Today, I was driving to Brownwood to visit my aunt. I'm carrying some things to the trailer house, and will stick around to watch her choir sing at the Easter service tomorrow morning. The drive from the city to Brownwood is extremely long. Long enough that if you forget to get gas, you may actually run out before you reach a gas station. Right in the middle of all this, I passed a woman walking by the side of the road. Normally, I don't stop for people by the side of the road. I don't really feel that it's safe for me to do so, and in general, I figure the worst that can happen is that they have to walk wherever they're going. In this case, however, I had a bad feeling about it for some reason. I didn't think there was anything within on day's walking distance, and it was easily 93 degrees out. To make things worse, there was a thunderstorm rolling in, and it was extremely humid.

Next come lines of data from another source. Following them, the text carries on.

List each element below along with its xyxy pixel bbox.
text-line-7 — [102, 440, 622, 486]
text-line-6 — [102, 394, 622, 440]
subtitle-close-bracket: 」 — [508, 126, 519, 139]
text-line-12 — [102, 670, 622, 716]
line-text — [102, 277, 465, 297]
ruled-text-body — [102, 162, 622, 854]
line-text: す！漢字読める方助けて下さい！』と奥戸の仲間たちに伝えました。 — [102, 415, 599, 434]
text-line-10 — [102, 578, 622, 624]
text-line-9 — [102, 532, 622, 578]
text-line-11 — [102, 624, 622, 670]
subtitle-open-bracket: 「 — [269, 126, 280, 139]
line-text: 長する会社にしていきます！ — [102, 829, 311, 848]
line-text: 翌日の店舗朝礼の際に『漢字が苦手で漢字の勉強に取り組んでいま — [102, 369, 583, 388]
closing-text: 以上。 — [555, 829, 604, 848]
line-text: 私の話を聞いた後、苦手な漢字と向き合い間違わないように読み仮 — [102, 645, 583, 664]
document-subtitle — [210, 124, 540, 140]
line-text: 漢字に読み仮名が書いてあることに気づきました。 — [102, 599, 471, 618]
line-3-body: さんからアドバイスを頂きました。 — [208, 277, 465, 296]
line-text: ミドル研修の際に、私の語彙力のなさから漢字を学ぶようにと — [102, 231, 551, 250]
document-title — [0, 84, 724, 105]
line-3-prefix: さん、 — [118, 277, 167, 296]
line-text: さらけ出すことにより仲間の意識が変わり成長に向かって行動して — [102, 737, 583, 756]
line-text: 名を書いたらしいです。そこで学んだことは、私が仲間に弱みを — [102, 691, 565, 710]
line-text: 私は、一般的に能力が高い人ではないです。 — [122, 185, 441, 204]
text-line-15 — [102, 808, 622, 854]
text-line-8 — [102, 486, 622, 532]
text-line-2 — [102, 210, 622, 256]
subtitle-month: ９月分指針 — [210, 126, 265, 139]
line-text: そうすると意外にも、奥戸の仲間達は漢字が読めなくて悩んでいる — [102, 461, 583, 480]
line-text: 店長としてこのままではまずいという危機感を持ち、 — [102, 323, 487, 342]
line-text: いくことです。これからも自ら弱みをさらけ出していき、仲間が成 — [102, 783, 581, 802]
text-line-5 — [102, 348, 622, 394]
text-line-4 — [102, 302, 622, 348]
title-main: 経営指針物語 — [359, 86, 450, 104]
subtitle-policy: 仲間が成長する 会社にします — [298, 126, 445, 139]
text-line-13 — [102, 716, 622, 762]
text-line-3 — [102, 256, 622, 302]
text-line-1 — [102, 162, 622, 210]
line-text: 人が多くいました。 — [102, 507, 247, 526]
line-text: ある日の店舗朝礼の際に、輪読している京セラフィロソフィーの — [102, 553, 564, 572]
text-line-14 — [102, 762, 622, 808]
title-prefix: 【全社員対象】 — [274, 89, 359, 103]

So I stopped and offered her a ride. This woman was more tan than any woman I've ever seen, with a sunburn across her nose. Her hair was bleached blonde by the sun, and the pants she was wearing had holes worn through in places. She didn't even have any kind of water with her.
She seemed reluctant to talk, but her story came out in short answers to the occasional tentative question. She had come from Miami, Florida, walking and hitchhiking when she could get a ride. She claimed to be on her way to New Mexico. I don't think she had a penny to her name, and when I asked her where she planned to sleep tonight, she told me that she'd been sleeping by the side of the road.
Maybe it was unwise, but I ended up feeding her dinner and offering to let her sleep in the empty trailer house tonight. I offered to get her a bus ticket to New Mexico, but she turned me down. I suspect that she was lying about New Mexico and may even be suffering from some kind of mild mental illness, but I have no doubt that she has been living and sleeping out of doors for a significant length of time. I'm naturally tan, and I spent nearly all day of every day last summer out in the sun, and I was never that dark. I can't imagine how much time you'd have to spend in the sun to get that tan.
I'm not sure if she'll still be there when I get back to the trailer house tomorrow. If she is, I'll offer to take her wherever she wants, at least as far as Abilene. That's the most I can do if she won't accept a bus ticket to wherever she's going. As depressing as the encounter is, however, it has reminded me of one thing... I have it pretty good.
I have a place to live. If I run out of money, I have friends and family to fall back on. I have skills that I can use to make a living, if I just keep hacking away at the job hunt long enough. I never have to worry about going hungry or not having a place to sleep. There's always a couch or a living room floor open to me, if things get that bad. Basically, life is pretty darn good.
It's funny how the world has a way of smacking you down when you start to feel too sorry for yourself.